Jika RKUHP tidak kunjung disahkan sesungguhnya korbannya adalah masyarakat sendiri, karena masyarakat akan terus terbelenggu dalam aturan kolonial. Kelsen (1986), menjelaskan bahwa dalam asas hukum sum ius sum iuria bahwa aturan hukum yang terlalu kompleks justru tidak akan memberi keadilan itu sendiri dalam masyarakat. Artinya pada kondisi saat ini perdebatan teknis mengenai substansi RKUHP perlu dikesampingkan dan pihak terkait perlu segera menemukan kompromi hukum atas sisa persoalan pembahasan tersebut.

 

Kekhawatiran bahwa RKUHP itu nantinya tidak sempurna, memang perlu dipandang bahwa pada akhirnya tidak ada peraturan perundang-undangan yang sempurna. Semua peraturan perundang-undangan pada akhirnya tidak pernah sesuai mengingat masyarakat selalu lebih dinamis dari hukum tertulis.

 

Judicial review melalui MK/MA menjadi jawaban atas hal tersebut, mengingat judicial review juga merupakan salah satu bentuk check and balances melalui jalur yudikatif.
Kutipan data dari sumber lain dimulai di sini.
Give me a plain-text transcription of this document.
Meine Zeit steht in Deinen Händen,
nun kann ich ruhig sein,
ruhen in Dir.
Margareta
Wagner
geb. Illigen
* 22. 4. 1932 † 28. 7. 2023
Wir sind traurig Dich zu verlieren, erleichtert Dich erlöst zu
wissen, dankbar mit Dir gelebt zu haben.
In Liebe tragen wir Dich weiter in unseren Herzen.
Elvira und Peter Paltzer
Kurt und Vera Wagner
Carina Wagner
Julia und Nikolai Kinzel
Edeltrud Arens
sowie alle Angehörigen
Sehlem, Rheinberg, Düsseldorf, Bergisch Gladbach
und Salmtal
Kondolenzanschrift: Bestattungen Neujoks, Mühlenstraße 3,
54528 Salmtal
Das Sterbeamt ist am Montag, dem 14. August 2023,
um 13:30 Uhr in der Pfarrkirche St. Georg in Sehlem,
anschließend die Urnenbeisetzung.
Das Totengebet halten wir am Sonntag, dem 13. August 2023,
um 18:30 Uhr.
Artinya, jika dipandang aturan hukum tertulis (yakni peraturan perundang-undangan) mengandung kekeliruan atau perlu disesuaikan maka secara hukum masih ada langkah untuk melakukan koreksi, sehingga tidak perlu ada beban maupun kekhawatiran berlebih terkait pengesahan RKUHP nantinya.

 

Perspektif yang harus digunakan adalah ukuran urgensitas untuk memiliki aturan hukum yang sesuai dengan kondisi masyarakat, karena jika pembahasan RKUHP berlarut-larut dan tidak disahkan pada periode ini maka akan semakin lama KUHP yang ada saat ini semakin kehilangan fungsi sebagai law as tool of social engineering dan law as a tool of social control.Perlu dipahami sesuai yang diuraikan Pound (1962), bahwa peraturan perundang-undangan merupakan tools untuk mengontrol dan merekayasa perilaku masyarakat sehingga harus dibuat dan disesuaikan dengan zamannya.

 

Kodifikasi

Negara dengan sistem hukum Eropa Kontinental seperti Indonesia memang biasanya menggunakan model kodifikasi, sehingga RKUHP juga perlu dipandang sebagai bentuk revisi dari kodifikasi yang dibuat zaman kolonial yakni WvS. Tentu mempertentangkan mazhab kodifikasi dan de-kodifikasi justru akan kontraproduktif pada pengesahan RKUHP. Mengapa? Karena mempertentangkan pola pikir yang berbeda, kodifikasi menggunakan pola pikir deduktif sedangkan de-kodifikasi menggunakan pola pikir induktif.

 

Model kodifikasi akan menghasilkan hukum yang bersifat umum (general) oleh sebab itu kerap kali hukum hasil kodifikasi diletakkan sebagai lex generalis. Seperti contohnya WvK (Wetboek van Koophandel) atau Kitab Undang Undang Hukum Dagang demikian pula dengan BW (Burgerlijke Wetboek) yang juga sama halnya dengan WvS (Wetboek van Strafrecht) yang juga diletakkan sebagai lex generalis.